More Trouble Ahead for US Earnings?
To be clear, the recent rebound in the dollar is being driven as much by events in Frankfurt and Stockholm as by the Fed, amid a renewed divergence in global interest rates. In contrast to the Fed, which is poised to raise rates as early as December, most other central banks are racing in the opposite direction. The latest example: the Swedish Riksbank, which recently expanded its bond purchase program for the fourth time since February. While US 2-year yields are paltry at less than 1 percent, they look tantalizing relative to Europe; 2-year yields are negative in France, Germany, the Netherlands and Switzerland.
Market Realist – Central bank divergence is set to continue as European central banks expand their QE programs.

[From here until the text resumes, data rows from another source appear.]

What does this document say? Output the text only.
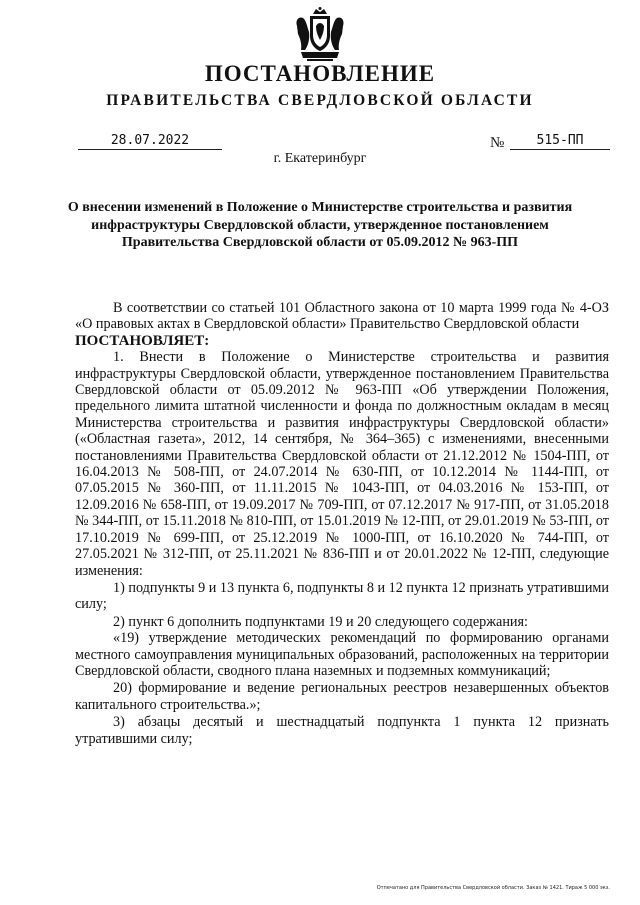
ПОСТАНОВЛЕНИЕ
ПРАВИТЕЛЬСТВА СВЕРДЛОВСКОЙ ОБЛАСТИ
28.07.2022	№	515-ПП
г. Екатеринбург
О внесении изменений в Положение о Министерстве строительства и развития инфраструктуры Свердловской области, утвержденное постановлением Правительства Свердловской области от 05.09.2012 № 963-ПП

В соответствии со статьей 101 Областного закона от 10 марта 1999 года № 4-ОЗ «О правовых актах в Свердловской области» Правительство Свердловской области

ПОСТАНОВЛЯЕТ:

1. Внести в Положение о Министерстве строительства и развития инфраструктуры Свердловской области, утвержденное постановлением Правительства Свердловской области от 05.09.2012 № 963-ПП «Об утверждении Положения, предельного лимита штатной численности и фонда по должностным окладам в месяц Министерства строительства и развития инфраструктуры Свердловской области» («Областная газета», 2012, 14 сентября, № 364–365) с изменениями, внесенными постановлениями Правительства Свердловской области от 21.12.2012 № 1504-ПП, от 16.04.2013 № 508-ПП, от 24.07.2014 № 630-ПП, от 10.12.2014 № 1144-ПП, от 07.05.2015 № 360-ПП, от 11.11.2015 № 1043-ПП, от 04.03.2016 № 153-ПП, от 12.09.2016 № 658-ПП, от 19.09.2017 № 709-ПП, от 07.12.2017 № 917-ПП, от 31.05.2018 № 344-ПП, от 15.11.2018 № 810-ПП, от 15.01.2019 № 12-ПП, от 29.01.2019 № 53-ПП, от 17.10.2019 № 699-ПП, от 25.12.2019 № 1000-ПП, от 16.10.2020 № 744-ПП, от 27.05.2021 № 312-ПП, от 25.11.2021 № 836-ПП и от 20.01.2022 № 12-ПП, следующие изменения:

1) подпункты 9 и 13 пункта 6, подпункты 8 и 12 пункта 12 признать утратившими силу;

2) пункт 6 дополнить подпунктами 19 и 20 следующего содержания:

«19) утверждение методических рекомендаций по формированию органами местного самоуправления муниципальных образований, расположенных на территории Свердловской области, сводного плана наземных и подземных коммуникаций;

20) формирование и ведение региональных реестров незавершенных объектов капитального строительства.»;

3) абзацы десятый и шестнадцатый подпункта 1 пункта 12 признать утратившими силу;

Отпечатано для Правительства Свердловской области. Заказ № 1421. Тираж 5 000 экз.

Since the European Central Bank (or ECB) signaled that it may expand the stimulus program as early as December, some policymakers outside the Eurozone have followed suit. The Swedish Riksbank’s QE (quantitative easing) program means it will have purchased 200 billion kronor ($23.3 billion) in bonds by the end of June 2016. The QE program was raised by 65 billion kronor ($7.6 billion) in the latest meeting.
Meanwhile, the Riksbank held repo rates at -0.35%, citing weakness in the global economy and the dovish nature of other central banks. Extended monetary easing in the developed world (EFA) means that the dollar’s (UUP) strength could continue.
Excessive monetary easing has led short-dated sovereign bonds in Europe to trade in negative territory. The Swiss two-year bond is yielding as low as -0.86% as of November 4. The two-year German bund is trading at -0.32%, and the Dutch and the French 2twoyears are yielding -0.30 and -0.26, respectively.
Meanwhile, the Japanese two-year is yielding just above the negative zone, at 0.01%. Comparatively, the two-year US Treasury bills (NEAR) (SHY) is yielding much higher, at 0.8%. Current yields of US Treasuries (GOVT) are considered safe when compared to European and Japanese bonds. This could add to the dollar’s strength.